BSSN Susun Kebijakan Manajemen Khusus Hadapi Krisis Siber

Badan Siber dan Sandi Negara (BSSN) tengah menyusun kebijakan manajemen krisis siber untuk memudahkan tiap-tiap pemangku kepentingan dalam mengambil keputusan secara real-time apabila terjadi serangan.
Rahmad Fauzan
Rahmad Fauzan - Bisnis.com 26 Agustus 2019  |  17:59 WIB
BSSN Susun Kebijakan Manajemen Khusus Hadapi Krisis Siber
Ilustrasi kejahatan siber. - Reuters/Kacper Pempel

Bisnis.com, JAKARTA — Badan Siber dan Sandi Negara (BSSN) tengah menyusun kebijakan manajemen krisis siber untuk memudahkan tiap-tiap pemangku kepentingan dalam mengambil keputusan secara real-time apabila terjadi serangan.

Tim Penyusun Kebijakan Manajemen Krisis Siber Nasional, Richardus Eko Indrajit, mengatakan kebijakan tersebut menangani 4 domain krisis, antara lain; keberlangsungan bisnis layanan, manajemen krisis siber, manajemen kedaruratan, dan pemulihan bencana.

"Terhadap 4 domain tersebut akan disusun rencana dan strategi penanggulanagan dan pemulihan dengan menyiapkan kapasitas, kemampuan dan sumber daya dalam situasi krisis, termasuk akses terhadap peralatan dan fasilitas kedaruratan lainnya," ujarnya dalam acara Forum Group Discussion bertajuk Manajemen Tata Kelola Krisis Siber Nasional di Jakarta, Senin (26/8/2019).

Dia melanjutkan, kebijakan tersebut akan melibatkan seluruh pemangku kepentingan, karena pada prinsipnya tidak ada satu solusi pun yang mampu mengatasi krisis siber secara keseluruhan.

Dalam penanganannya, tiap-tiap pemangku kepentingan berkewajiban mengamankan seluruh aset konvensional dan mempertahankan seluruh catatan-catatan data (log) serta diatur oleh tertib rencana kedaruratan serta aturan hukum yang berlaku.
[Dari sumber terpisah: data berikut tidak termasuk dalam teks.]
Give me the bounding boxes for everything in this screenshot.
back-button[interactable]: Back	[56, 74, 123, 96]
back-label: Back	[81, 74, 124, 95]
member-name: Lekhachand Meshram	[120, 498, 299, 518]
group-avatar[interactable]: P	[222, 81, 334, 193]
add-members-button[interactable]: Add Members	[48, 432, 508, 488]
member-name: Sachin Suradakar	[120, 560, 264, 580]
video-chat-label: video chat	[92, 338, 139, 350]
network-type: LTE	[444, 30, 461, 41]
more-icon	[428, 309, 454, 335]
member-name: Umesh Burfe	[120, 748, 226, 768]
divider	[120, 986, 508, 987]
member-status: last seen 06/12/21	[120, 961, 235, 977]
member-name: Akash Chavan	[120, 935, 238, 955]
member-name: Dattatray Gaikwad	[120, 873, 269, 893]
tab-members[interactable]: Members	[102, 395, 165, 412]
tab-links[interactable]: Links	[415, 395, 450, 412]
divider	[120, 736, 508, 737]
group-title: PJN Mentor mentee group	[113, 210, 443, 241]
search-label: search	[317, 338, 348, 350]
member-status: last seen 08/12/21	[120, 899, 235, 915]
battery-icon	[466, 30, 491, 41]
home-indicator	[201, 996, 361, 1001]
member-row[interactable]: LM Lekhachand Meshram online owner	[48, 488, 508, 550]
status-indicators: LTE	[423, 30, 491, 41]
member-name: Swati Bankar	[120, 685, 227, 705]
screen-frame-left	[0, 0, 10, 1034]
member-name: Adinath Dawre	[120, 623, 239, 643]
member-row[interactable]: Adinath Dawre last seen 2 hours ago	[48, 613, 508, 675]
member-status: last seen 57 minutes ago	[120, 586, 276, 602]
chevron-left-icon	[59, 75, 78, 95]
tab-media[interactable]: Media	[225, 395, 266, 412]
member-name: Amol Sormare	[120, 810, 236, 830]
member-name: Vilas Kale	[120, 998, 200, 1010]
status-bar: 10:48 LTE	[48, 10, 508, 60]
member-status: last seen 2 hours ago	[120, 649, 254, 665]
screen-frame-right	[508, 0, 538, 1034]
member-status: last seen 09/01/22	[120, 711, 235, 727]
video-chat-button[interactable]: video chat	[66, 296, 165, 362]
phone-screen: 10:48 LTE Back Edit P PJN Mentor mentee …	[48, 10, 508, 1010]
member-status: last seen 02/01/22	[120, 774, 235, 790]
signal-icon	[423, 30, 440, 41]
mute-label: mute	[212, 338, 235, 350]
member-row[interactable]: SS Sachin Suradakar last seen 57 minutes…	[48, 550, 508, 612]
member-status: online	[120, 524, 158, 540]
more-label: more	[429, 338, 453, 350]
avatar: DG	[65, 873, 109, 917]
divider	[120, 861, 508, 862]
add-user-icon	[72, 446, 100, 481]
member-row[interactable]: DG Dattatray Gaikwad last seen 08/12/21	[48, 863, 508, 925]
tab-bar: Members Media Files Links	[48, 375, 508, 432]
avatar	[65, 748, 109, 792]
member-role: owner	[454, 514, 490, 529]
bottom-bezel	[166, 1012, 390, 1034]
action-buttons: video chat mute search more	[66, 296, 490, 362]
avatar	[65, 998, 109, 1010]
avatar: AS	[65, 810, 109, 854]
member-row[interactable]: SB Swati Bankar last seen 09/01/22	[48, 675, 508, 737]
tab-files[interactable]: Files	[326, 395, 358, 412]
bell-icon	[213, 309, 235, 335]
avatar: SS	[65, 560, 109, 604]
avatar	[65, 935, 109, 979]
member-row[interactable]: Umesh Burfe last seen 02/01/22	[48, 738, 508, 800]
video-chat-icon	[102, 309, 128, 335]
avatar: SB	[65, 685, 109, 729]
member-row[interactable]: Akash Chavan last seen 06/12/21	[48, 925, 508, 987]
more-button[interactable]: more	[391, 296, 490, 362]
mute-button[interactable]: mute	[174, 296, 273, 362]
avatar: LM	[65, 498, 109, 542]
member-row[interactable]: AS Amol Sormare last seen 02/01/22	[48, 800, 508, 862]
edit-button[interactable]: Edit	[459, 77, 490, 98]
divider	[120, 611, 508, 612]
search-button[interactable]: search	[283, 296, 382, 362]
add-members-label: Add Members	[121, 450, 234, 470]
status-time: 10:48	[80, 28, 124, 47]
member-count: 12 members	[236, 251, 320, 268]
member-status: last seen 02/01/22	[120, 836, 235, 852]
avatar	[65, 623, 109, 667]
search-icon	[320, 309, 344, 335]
 Richardus mengatakan penyusunan kebijakan manajemen krisis siber diperkirakan akan selesai dalam waktu 3 bulan dan pembahasan masih akan dilakukan dengan beberapa pemangku kepentingan lain, yakni pemerintah dan pelaku industri.

Meski tidak dijelaskan secara spesifik, kebijakan tersebut sepertinya akan digunakan oleh tim respons insiden siber di sektor pemerintah, yakno Gov-CSIRT Indonesia yang diluncukrkan BSSN bulan lalu.

Selain itu, kebijakan tersebut dielaborasikan dengan pedoman yang tengah disusun BSSN sebagai standar bagi tiap-tiap instansi pemerintah penyelenggara sistem elektronik dalam mengembangkan kemampuan penanganan keamanan siber dengan mengadopsi pendekatan yang sistematis dan terstruktur. 

Sekretaris Utama BSSN Syahrul Mubarak beberapa waktu lalu mengungkapkan, layanan Gov-CSIRT Indonesia yang secara konstituen meliputi seluruh pemerintah daerah dan pemerintah pusat, bakal memberikan layanan terkait manajemen keamanan siber, seperti triase insiden, koordinasi insiden, dan resolusi insiden.

Melalui Gov-CSIRT, BSSN berkoordinasi dengan konstituen dalam hal penanggulangan insiden siber, termasuk di dalamnya mencari kemungkinan penyebab terjadinya insiden, memberi rekomendasi penanggulangan berdasarkan panduan yang dimiliki Gov-CSIRT Indonesia kepada konstituen, serta berkoordinasi dengan pihak lain yang terkait.

Selain itu, tim Gov-CSIRT melakukan beberapa hal lain seperti resolusi insiden siber dengan melakukan investigasi serta analisis atas dampak suatu insiden, rekomendasi teknis pemulihan pasca insiden, dan memberikan rekomendasi teknis untuk memperbaiki kelemahan sistem di suatu instansi.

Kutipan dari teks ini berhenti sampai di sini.